What is the domain and range of the relation y = 2(x-5)^2 + 8? Express in set notation.

---------------------------------------
Domain: x E R
Range : y E R
---------------------------------------
Thanks!

this is a parabola in standard position with vertex

(5,8) opening upwards

so domain: reals
range: reals, y ≥ 8

To determine the domain and range of the relation y = 2(x-5)^2 + 8, we can first look at the characteristics of the equation.

The quadratic term, (x-5)^2, indicates that the value inside the parentheses can be any real number. This means that x can take on any value from negative infinity to positive infinity, so the domain of the relation is D = (-∞,∞).
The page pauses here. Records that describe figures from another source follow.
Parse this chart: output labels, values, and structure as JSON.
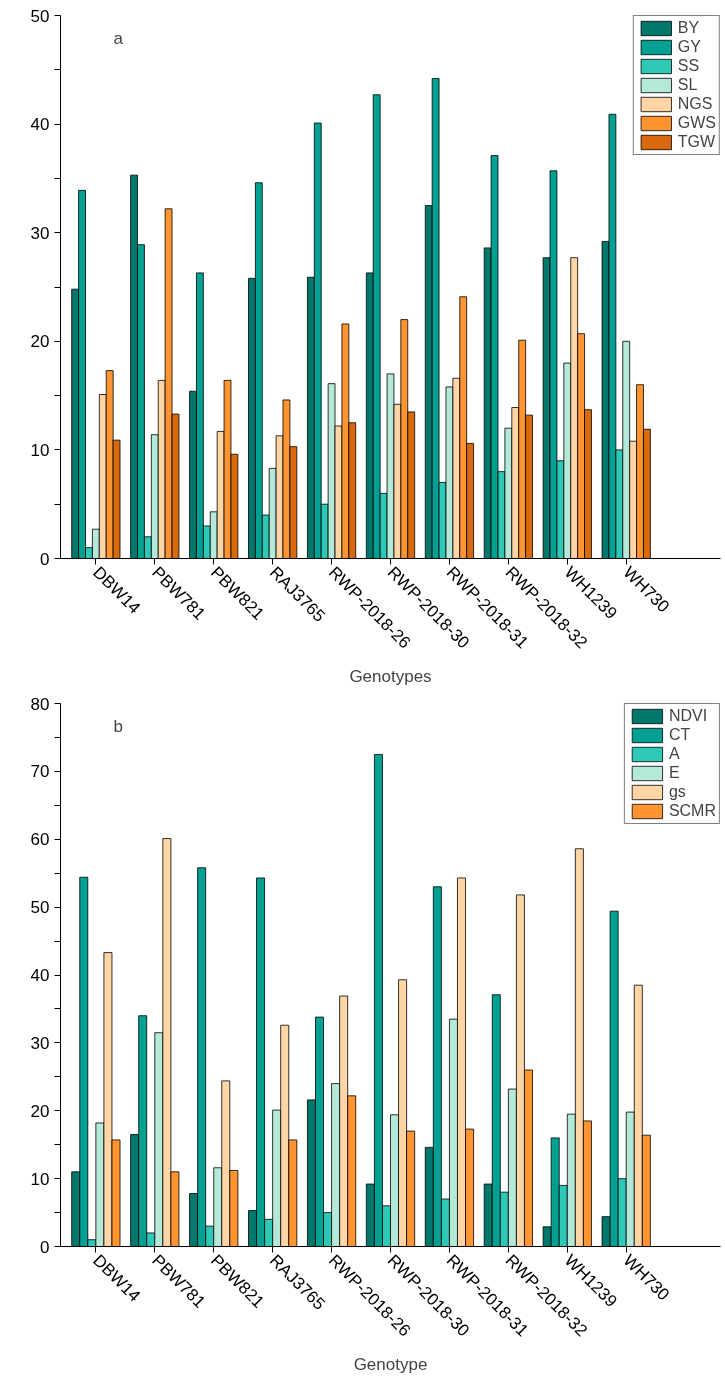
{
  "chart_data": [
    {
      "type": "bar",
      "title": "a",
      "xlabel": "Genotypes",
      "categories": [
        "DBW14",
        "PBW781",
        "PBW821",
        "RAJ3765",
        "RWP-2018-26",
        "RWP-2018-30",
        "RWP-2018-31",
        "RWP-2018-32",
        "WH1239",
        "WH730"
      ],
      "ylim": [
        0,
        50
      ],
      "yticks": [
        0,
        {
          "value": 5,
          "label": null
        },
        10,
        {
          "value": 15,
          "label": null
        },
        20,
        {
          "value": 25,
          "label": null
        },
        30,
        {
          "value": 35,
          "label": null
        },
        40,
        {
          "value": 45,
          "label": null
        },
        50
      ],
      "grid": false,
      "legend": "top right",
      "series": [
        {
          "name": "BY",
          "color": "#00776b",
          "values": [
            24.8,
            35.3,
            15.4,
            25.8,
            25.9,
            26.3,
            32.5,
            28.6,
            27.7,
            29.2
          ]
        },
        {
          "name": "GY",
          "color": "#00a193",
          "values": [
            33.9,
            28.9,
            26.3,
            34.6,
            40.1,
            42.7,
            44.2,
            37.1,
            35.7,
            40.9
          ]
        },
        {
          "name": "SS",
          "color": "#2ec8b6",
          "values": [
            1,
            2,
            3,
            4,
            5,
            6,
            7,
            8,
            9,
            10
          ]
        },
        {
          "name": "SL",
          "color": "#b4e8d8",
          "values": [
            2.7,
            11.4,
            4.3,
            8.3,
            16.1,
            17,
            15.8,
            12,
            18,
            20
          ]
        },
        {
          "name": "NGS",
          "color": "#ffd5a6",
          "values": [
            15.1,
            16.4,
            11.7,
            11.3,
            12.2,
            14.2,
            16.6,
            13.9,
            27.7,
            10.8
          ]
        },
        {
          "name": "GWS",
          "color": "#ff9430",
          "values": [
            17.3,
            32.2,
            16.4,
            14.6,
            21.6,
            22,
            24.1,
            20.1,
            20.7,
            16
          ]
        },
        {
          "name": "TGW",
          "color": "#d8690c",
          "values": [
            10.9,
            13.3,
            9.6,
            10.3,
            12.5,
            13.5,
            10.6,
            13.2,
            13.7,
            11.9
          ]
        }
      ]
    },
    {
      "type": "bar",
      "title": "b",
      "xlabel": "Genotype",
      "categories": [
        "DBW14",
        "PBW781",
        "PBW821",
        "RAJ3765",
        "RWP-2018-26",
        "RWP-2018-30",
        "RWP-2018-31",
        "RWP-2018-32",
        "WH1239",
        "WH730"
      ],
      "ylim": [
        0,
        80
      ],
      "yticks": [
        0,
        {
          "value": 5,
          "label": null
        },
        10,
        {
          "value": 15,
          "label": null
        },
        20,
        {
          "value": 25,
          "label": null
        },
        30,
        {
          "value": 35,
          "label": null
        },
        40,
        {
          "value": 45,
          "label": null
        },
        50,
        {
          "value": 55,
          "label": null
        },
        60,
        {
          "value": 65,
          "label": null
        },
        70,
        {
          "value": 75,
          "label": null
        },
        80
      ],
      "grid": false,
      "legend": "top right",
      "series": [
        {
          "name": "NDVI",
          "color": "#00776b",
          "values": [
            11,
            16.5,
            7.8,
            5.3,
            21.6,
            9.2,
            14.6,
            9.2,
            2.9,
            4.4
          ]
        },
        {
          "name": "CT",
          "color": "#00a193",
          "values": [
            54.4,
            34,
            55.8,
            54.3,
            33.8,
            72.5,
            53,
            37.1,
            16,
            49.4
          ]
        },
        {
          "name": "A",
          "color": "#2ec8b6",
          "values": [
            1,
            2,
            3,
            4,
            5,
            6,
            7,
            8,
            9,
            10
          ]
        },
        {
          "name": "E",
          "color": "#b4e8d8",
          "values": [
            18.2,
            31.5,
            11.6,
            20.1,
            24,
            19.4,
            33.5,
            23.2,
            19.5,
            19.8
          ]
        },
        {
          "name": "gs",
          "color": "#ffd5a6",
          "values": [
            43.3,
            60.1,
            24.4,
            32.6,
            36.9,
            39.3,
            54.3,
            51.8,
            58.6,
            38.5
          ]
        },
        {
          "name": "SCMR",
          "color": "#ff9430",
          "values": [
            15.7,
            11,
            11.2,
            15.7,
            22.2,
            17,
            17.3,
            26,
            18.5,
            16.4
          ]
        }
      ]
    }
  ]
}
Next, we consider the range. Since the equation involves squaring the term inside the parentheses, the result will always be greater than or equal to 0. Multiplying by 2 and adding 8 further increases the value. Hence, the range will be all real numbers greater than or equal to 8. Therefore, the range of the relation is R = [8, ∞).

In set notation, we represent the domain and range as follows:
Domain: D = (-∞, ∞)
Range: R = [8, ∞)

Remember that parentheses "(" and ")" indicate open intervals (values are not included), brackets "[" and "]" indicate closed intervals (values are included), and ∞ represents infinity.